By 2028, enterprise spending on battling misinformation and disinformation will surpass $30-billion – cannibalising 10% of marketing and cybersecurity budgets to combat a multifront threat, according to Gartner.
In the new Gartner book World Without Truth, authors Dave Aron, distinguished VP analyst and Gartner Fellow in the Gartner for High Tech Leaders and Providers practice; Andrew Frank, distinguished VP analyst in the Gartner for Marketing Leaders practice; and Richard Hunter, retired distinguished VP analyst and Gartner Fellow, explain that false information poses significant financial and reputational risks to organisations.
As a result, all executive leaders must address it as an enterprisewide priority.
In fact, a December 2024 Gartner survey of 200 senior business and technology executives found that 72% of respondents identified misinformation, disinformation, and malinformation as very or relatively important issues to their executive committees. However, only 30% said it was a top five concern.
“The lack of reliable information needs to be seen as a meta-issue that compromises everyone’s ability to understand and deal with all other issues,” says Frank. “In a world without truth, how can society decide how big a concern climate change is, what its causes are, and how to address them? How can society address global health challenges? And at the corporate level, how can companies maintain relationships with their customers, employees, investors, and other stakeholders in a world where people feel they can no longer believe what they read, see, or hear?”
Aron adds: “The disinformation threat will continue to grow, fueled by increasingly elaborate uses of synthetic reality, behavioural science and digital media. However, there are concrete steps that organisations can take to marginalise the impact and track new threat vectors.”
Three forces driving the rise of disinformation
“False information has been part of human culture for as long as societies have existed, but three distinct phenomena are combining to radically amplify its power and danger,” says Frank.
- Lower-cost, mass customised communications. The Internet, social media, and mobile apps have allowed multimedia content to instantly reach vast numbers of people at almost no cost. These tools can tailor messages so each person or customer/citizen segment receives something different.
- Easier generation of realistic-looking fake content. Generative AI can help create increasingly convincing and compelling conversational dialogues as well as deepfake images, audio, and video content.
- Greater potential influence and impact of communications. Behavioural science, combined with big data, analytics, and AI enables the creation of the most compelling messages for individuals with the aim of changing their mental models, decisions, and actions.
Trust is crucial
As AI raises new challenges to transparency and trust in content, TrustOps is a proactive, integrated approach to enhancing organisational trustworthiness, credibility, and transparency while mitigating risks from misinformation and harmful associations.
“The core idea is to treat trust not as an incidental outcome of marketing or compliance, but as a deliberate operational objective – to protect content integrity and foster consumer confidence,” says Hunter.

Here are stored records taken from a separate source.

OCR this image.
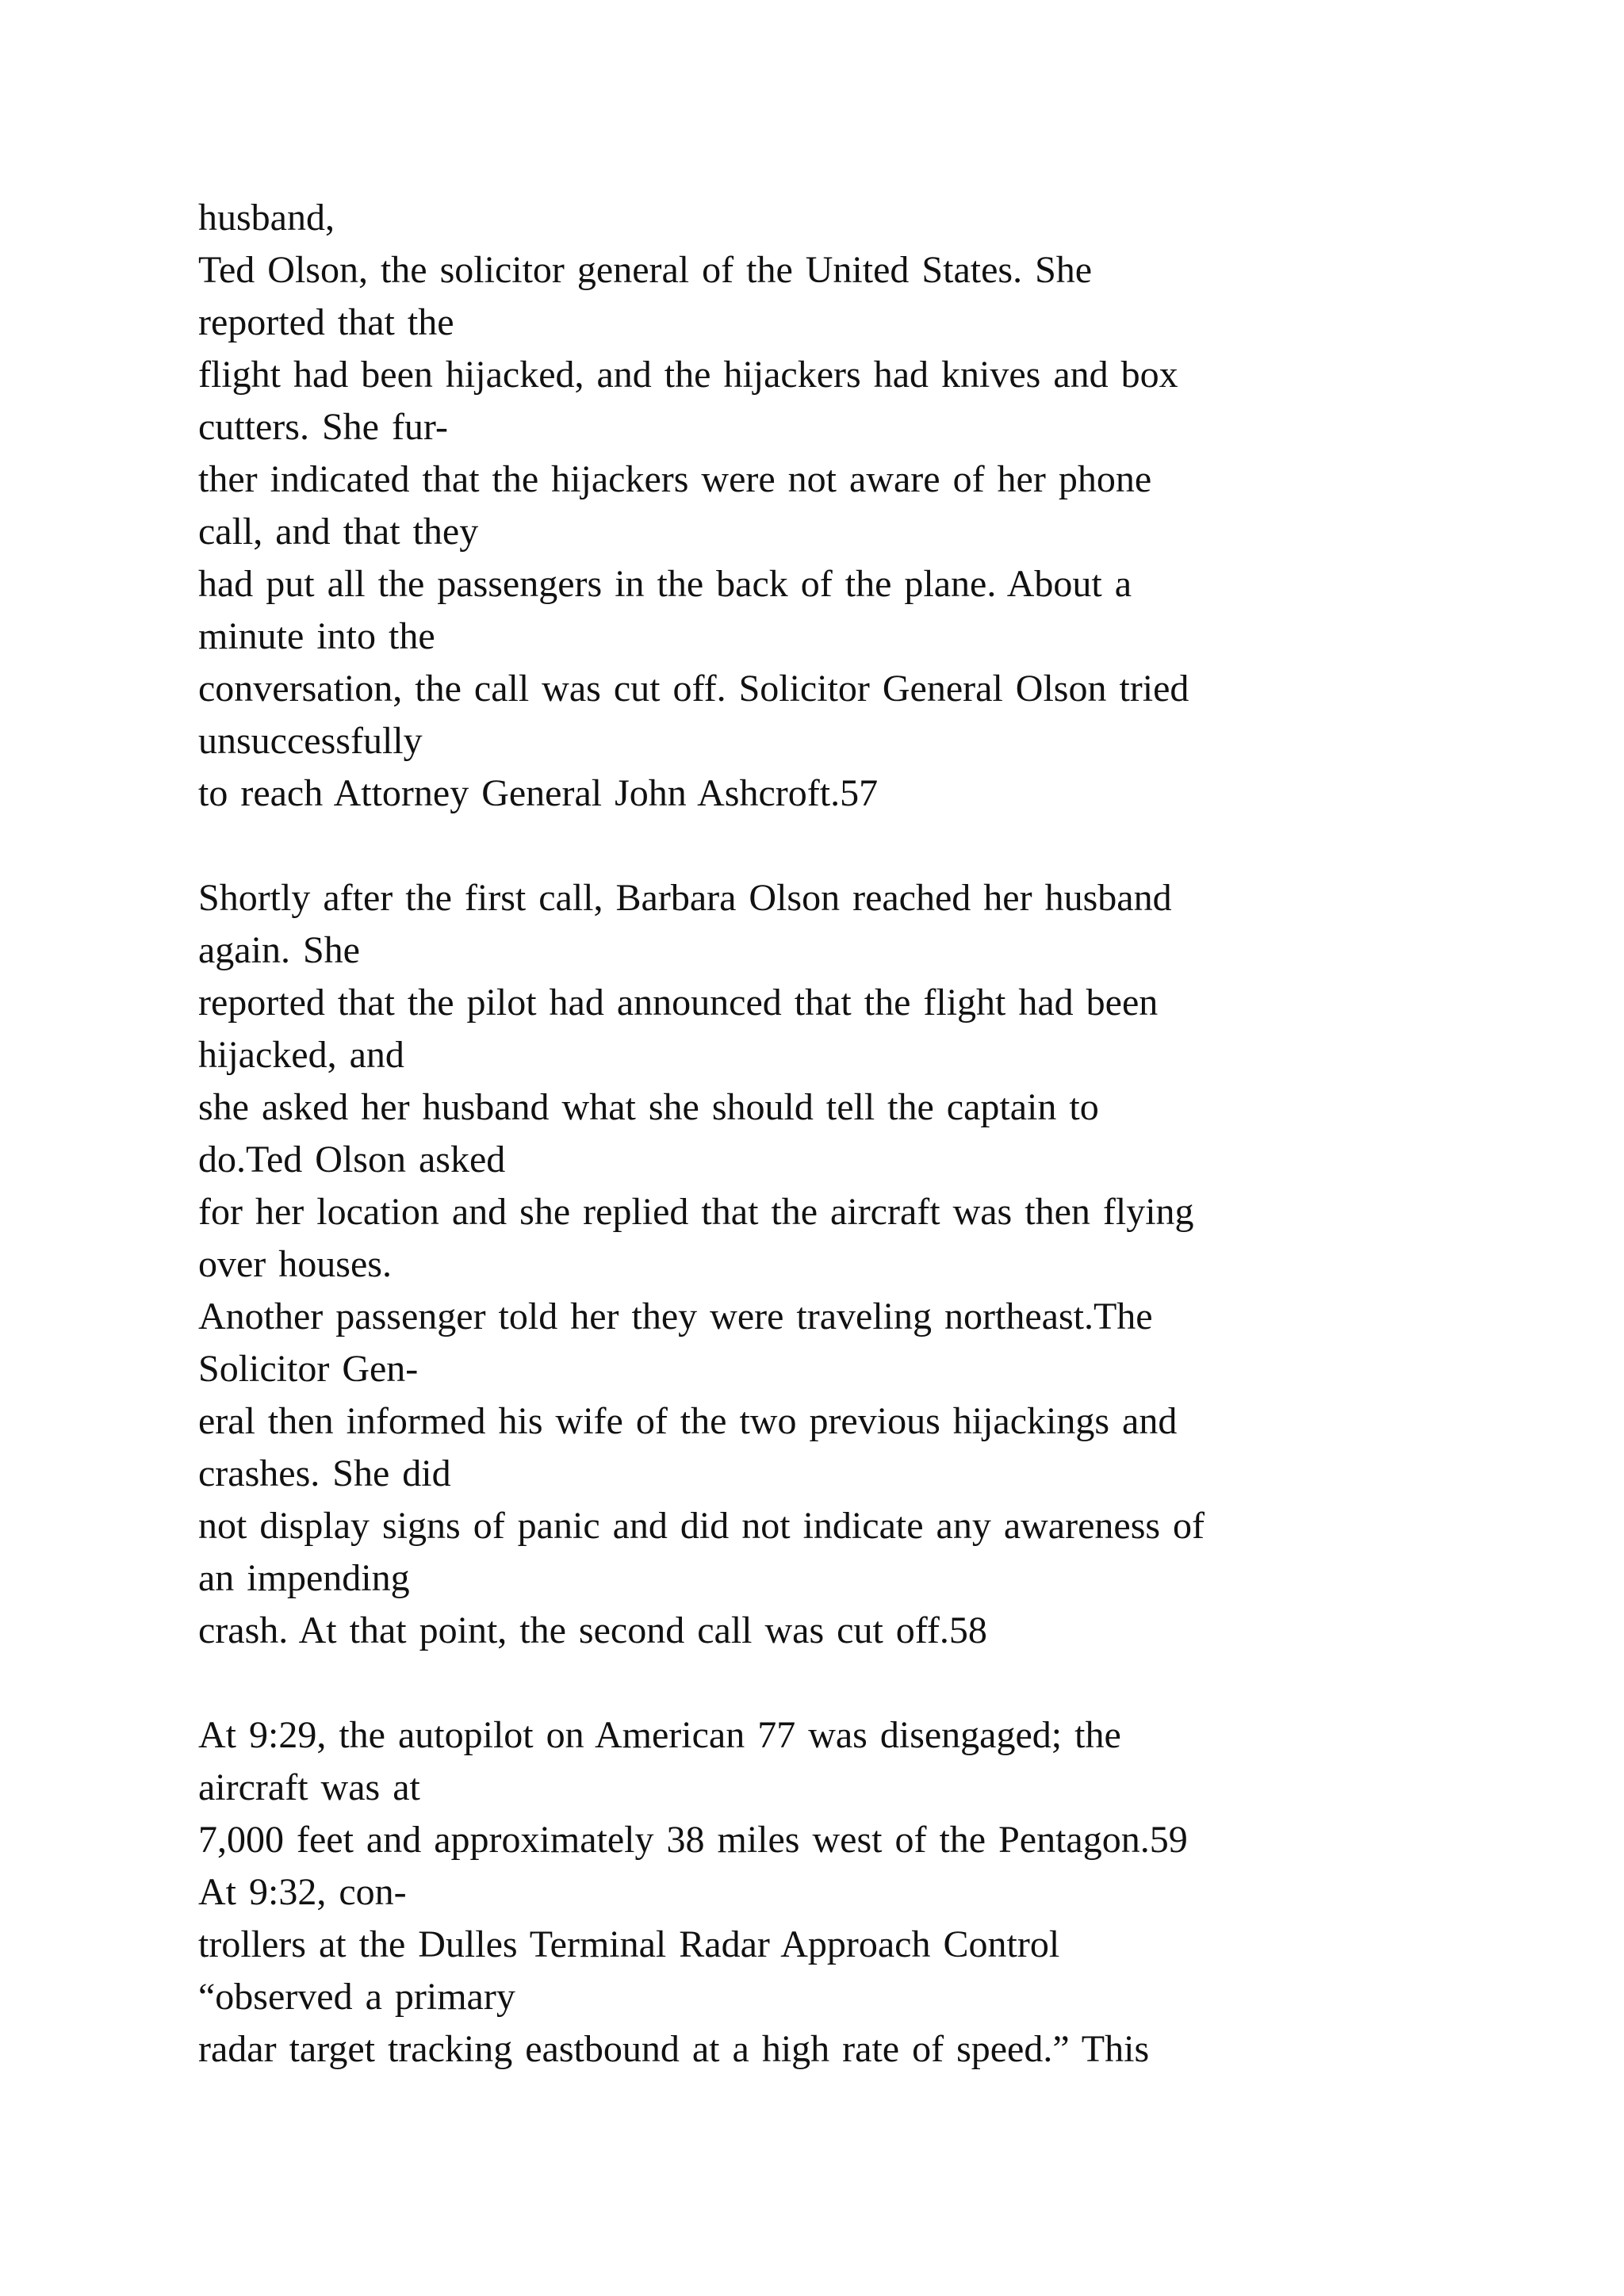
husband,
Ted Olson, the solicitor general of the United States. She
reported that the
flight had been hijacked, and the hijackers had knives and box
cutters. She fur-
ther indicated that the hijackers were not aware of her phone
call, and that they
had put all the passengers in the back of the plane. About a
minute into the
conversation, the call was cut off. Solicitor General Olson tried
unsuccessfully
to reach Attorney General John Ashcroft.57
Shortly after the first call, Barbara Olson reached her husband
again. She
reported that the pilot had announced that the flight had been
hijacked, and
she asked her husband what she should tell the captain to
do.Ted Olson asked
for her location and she replied that the aircraft was then flying
over houses.
Another passenger told her they were traveling northeast.The
Solicitor Gen-
eral then informed his wife of the two previous hijackings and
crashes. She did
not display signs of panic and did not indicate any awareness of
an impending
crash. At that point, the second call was cut off.58
At 9:29, the autopilot on American 77 was disengaged; the
aircraft was at
7,000 feet and approximately 38 miles west of the Pentagon.59
At 9:32, con-
trollers at the Dulles Terminal Radar Approach Control
“observed a primary
radar target tracking eastbound at a high rate of speed.” This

The book recommends organisations form Trust Councils – composed of representatives from across organisational boundaries and led by C-Suite individuals from communications, IT, finance, legal, HR, and marketing. Broad participation is needed because each function has a unique perspective and responsibilities related to the topic of trustworthy content.
Additionally, TrustNets of companies, technologies, and tools can create “tunnels of trust” through the Internet. TrustNets ensure trust among participants through verification, transparency, and security.
Four levers to combat disinformation
Along with TrustOps, Gartner recommends using four levers to attack disinformation – rules, governance, and processes; education; nudges and incentives; and technology and tools.
Rules, governance and processes: Organisations must define and implement policies and practices to establish sound principles around trust and minimise threats of harm from new technologies and adversaries. As new practices emerge to counter emerging disinformation tactics, corporate leadership must continuously learn and adapt them from advisors, legal sources, and industry consortia.
Education: Within the enterprise, making the connection between AI and TrustOps is a key strategy for mobilisation. For example, leverage cross-functional teams for employee education, strategy, and delivering responses.
Nudges and incentives: Behavioural science techniques such as nudges or subtle interventions can reduce susceptibility to disinformation. Organisations can use nudges and incentives to reinforce desired habits of skepticism toward dubious content in consumers, customers, employees, and partners.
Technology and tools: To detect and debunk false content, organisations should adopt narrative intelligence tools that track influence operations that propagate disinformation across a variety of social media platforms.